Signs started in U.S., since spread around the world
The idea for the signs came out of a church in Harrisonburg, Va., which set up the signs in August 2015 to share a positive message in the midst of a national dialogue they felt was negative about immigrants.
The idea has since spread around the world, according to the website where deGroot was able to download her own version of the signs to print off here in Winnipeg.
DeGroot first saw the signs during a recent trip to Toronto this summer and said she knew immediately she wanted to see them in Winnipeg.
"I thought that's what I want people to see on my lawn," deGroot said.
After printing off 120 signs at the end of August, deGroot started selling them at local events. She's already sold around 70 and is now selling the signs for $10 out of her home in St. Boniface.
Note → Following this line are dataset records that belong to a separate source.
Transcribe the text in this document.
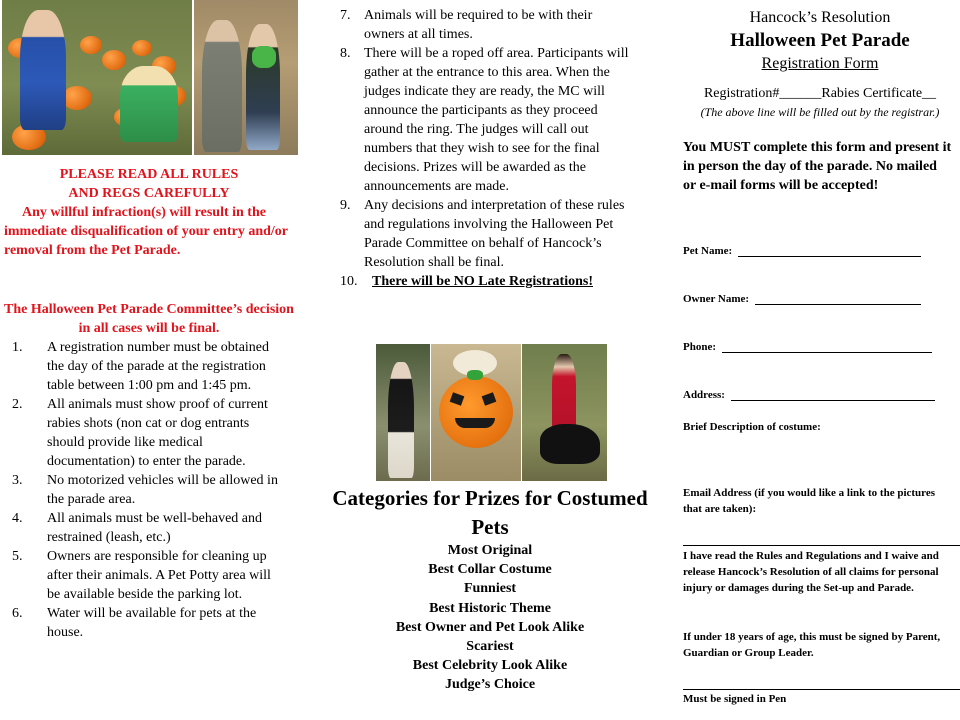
PLEASE READ ALL RULES
AND REGS CAREFULLY
Any willful infraction(s) will result in the immediate disqualification of your entry and/or removal from the Pet Parade.
The Halloween Pet Parade Committee’s decision in all cases will be final.
1. A registration number must be obtained the day of the parade at the registration table between 1:00 pm and 1:45 pm.
2. All animals must show proof of current rabies shots (non cat or dog entrants should provide like medical documentation) to enter the parade.
3. No motorized vehicles will be allowed in the parade area.
4. All animals must be well-behaved and restrained (leash, etc.)
5. Owners are responsible for cleaning up after their animals. A Pet Potty area will be available beside the parking lot.
6. Water will be available for pets at the house.
7. Animals will be required to be with their owners at all times.
8. There will be a roped off area. Participants will gather at the entrance to this area. When the judges indicate they are ready, the MC will announce the participants as they proceed around the ring. The judges will call out numbers that they wish to see for the final decisions. Prizes will be awarded as the announcements are made.
9. Any decisions and interpretation of these rules and regulations involving the Halloween Pet Parade Committee on behalf of Hancock’s Resolution shall be final.
10. There will be NO Late Registrations!
Categories for Prizes for Costumed Pets
Most Original
Best Collar Costume
Funniest
Best Historic Theme
Best Owner and Pet Look Alike
Scariest
Best Celebrity Look Alike
Judge’s Choice
Hancock’s Resolution
Halloween Pet Parade
Registration Form
Registration#______Rabies Certificate__
(The above line will be filled out by the registrar.)
You MUST complete this form and present it in person the day of the parade. No mailed or e-mail forms will be accepted!
Pet Name:
Owner Name:
Phone:
Address:
Brief Description of costume:
Email Address (if you would like a link to the pictures that are taken):
I have read the Rules and Regulations and I waive and release Hancock’s Resolution of all claims for personal injury or damages during the Set-up and Parade.
If under 18 years of age, this must be signed by Parent, Guardian or Group Leader.
Must be signed in Pen
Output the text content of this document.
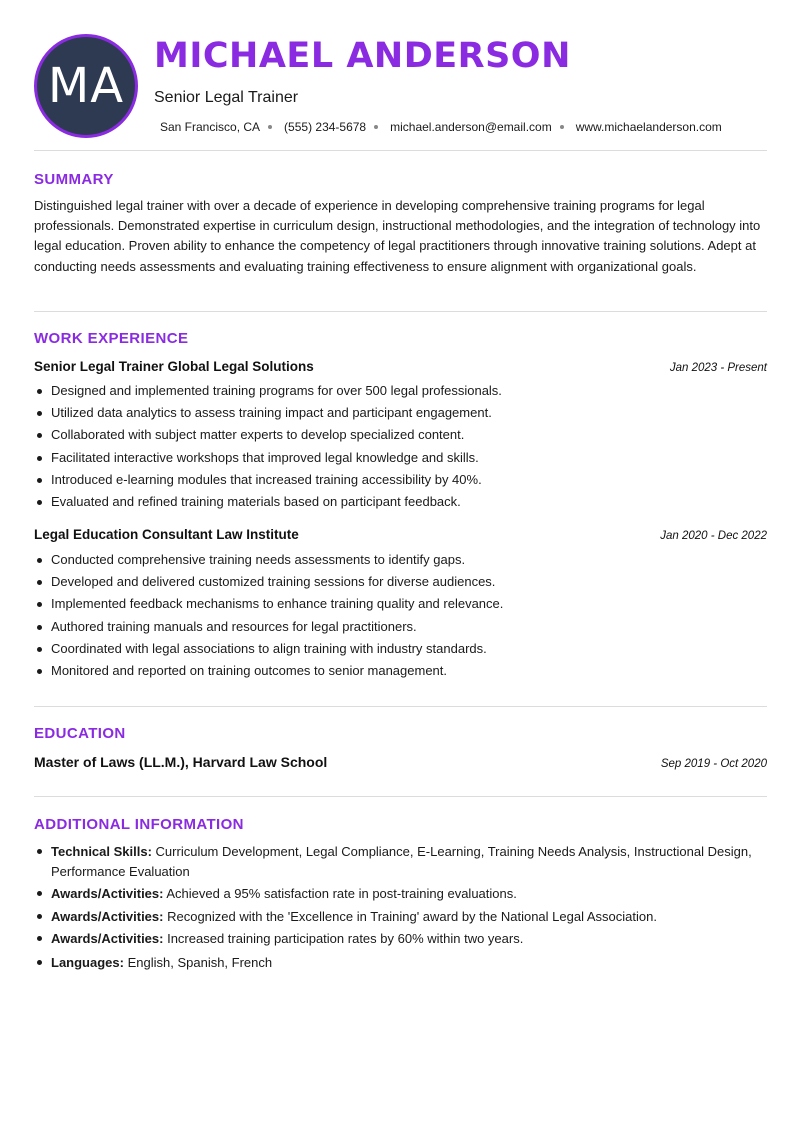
MA
MICHAEL ANDERSON
Senior Legal Trainer
San Francisco, CA (555) 234-5678 michael.anderson@email.com www.michaelanderson.com
SUMMARY
Distinguished legal trainer with over a decade of experience in developing comprehensive training programs for legal professionals. Demonstrated expertise in curriculum design, instructional methodologies, and the integration of technology into legal education. Proven ability to enhance the competency of legal practitioners through innovative training solutions. Adept at conducting needs assessments and evaluating training effectiveness to ensure alignment with organizational goals.
WORK EXPERIENCE
Senior Legal Trainer Global Legal Solutions	Jan 2023 - Present
Designed and implemented training programs for over 500 legal professionals.
Utilized data analytics to assess training impact and participant engagement.
Collaborated with subject matter experts to develop specialized content.
Facilitated interactive workshops that improved legal knowledge and skills.
Introduced e-learning modules that increased training accessibility by 40%.
Evaluated and refined training materials based on participant feedback.
Legal Education Consultant Law Institute	Jan 2020 - Dec 2022
Conducted comprehensive training needs assessments to identify gaps.
Developed and delivered customized training sessions for diverse audiences.
Implemented feedback mechanisms to enhance training quality and relevance.
Authored training manuals and resources for legal practitioners.
Coordinated with legal associations to align training with industry standards.
Monitored and reported on training outcomes to senior management.
EDUCATION
Master of Laws (LL.M.), Harvard Law School	Sep 2019 - Oct 2020
ADDITIONAL INFORMATION
Technical Skills: Curriculum Development, Legal Compliance, E-Learning, Training Needs Analysis, Instructional Design, Performance Evaluation
Awards/Activities: Achieved a 95% satisfaction rate in post-training evaluations.
Awards/Activities: Recognized with the 'Excellence in Training' award by the National Legal Association.
Awards/Activities: Increased training participation rates by 60% within two years.
Languages: English, Spanish, French
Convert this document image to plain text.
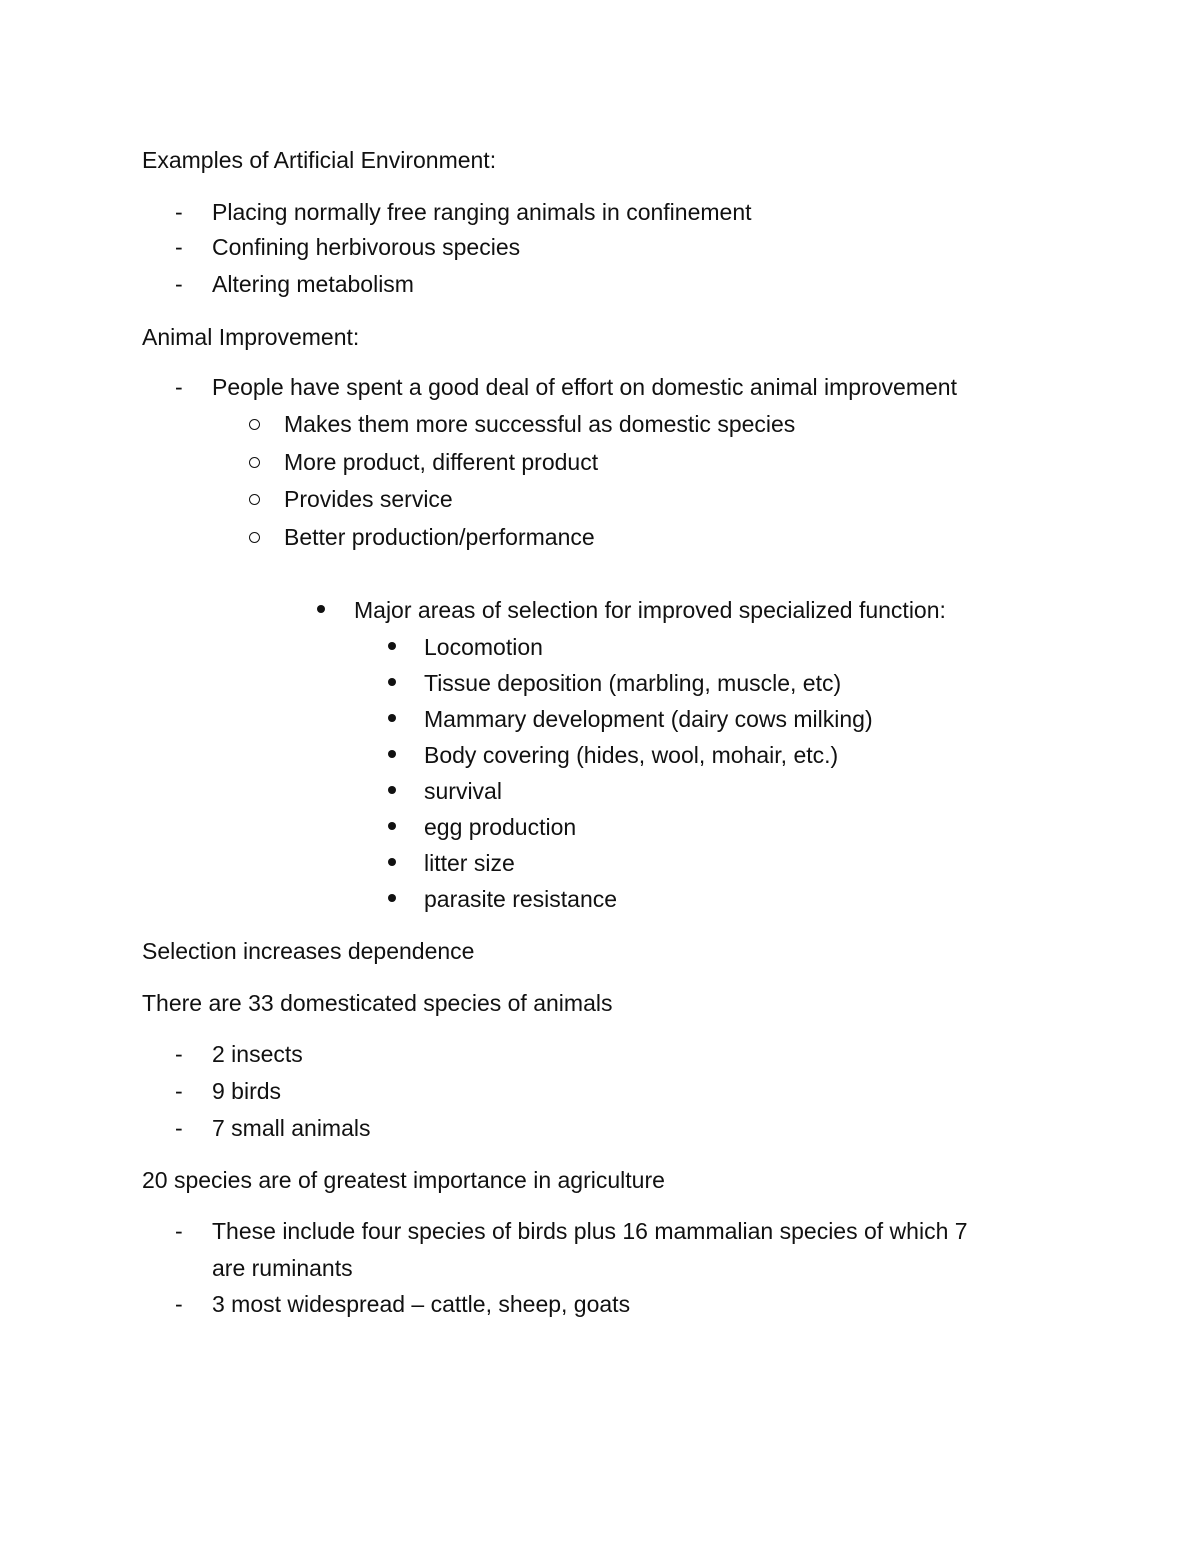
Examples of Artificial Environment:
- Placing normally free ranging animals in confinement
- Confining herbivorous species
- Altering metabolism
Animal Improvement:
- People have spent a good deal of effort on domestic animal improvement
Makes them more successful as domestic species
More product, different product
Provides service
Better production/performance
Major areas of selection for improved specialized function:
Locomotion
Tissue deposition (marbling, muscle, etc)
Mammary development (dairy cows milking)
Body covering (hides, wool, mohair, etc.)
survival
egg production
litter size
parasite resistance
Selection increases dependence
There are 33 domesticated species of animals
- 2 insects
- 9 birds
- 7 small animals
20 species are of greatest importance in agriculture
- These include four species of birds plus 16 mammalian species of which 7
are ruminants
- 3 most widespread – cattle, sheep, goats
David McPherson put the sign up in his front lawn. He said it's something he wanted to do to because of recent events around the world and in Winnipeg, including anti-Jewish graffiti that was found on a sidewalk near his home in the Wolseley neighbourhood.
"Those are things that when they're very close to you — like within 50 feet from your front door — you start to be concerned about," he said.
"My concern was that individuals, be they people born in this country or other countries, can frequently be made to [feel] like outsiders and I think… that fear can breed hate and distrust. It's important to not let that hatred and fear and mistrust grow."
'We have a responsibility'
Alyson Shane lives in Wolseley and called the sign on McPherson's lawn a welcome sight, especially after she says she's seen racist graffiti popping up around the West Broadway neighbourhood recently.
"Messages like this are the reason that I live in this community," she said. "I don't want to live in a society where other people feel unsafe… We have a responsibility to step up and make sure people feel included."
The Winnipeg version of the signs are written in English, Arabic, and French, but they can also be printed in Japanese, Hindi, and Chinese. DeGroot said she is hoping to find help getting them translated into an Indigenous language as well.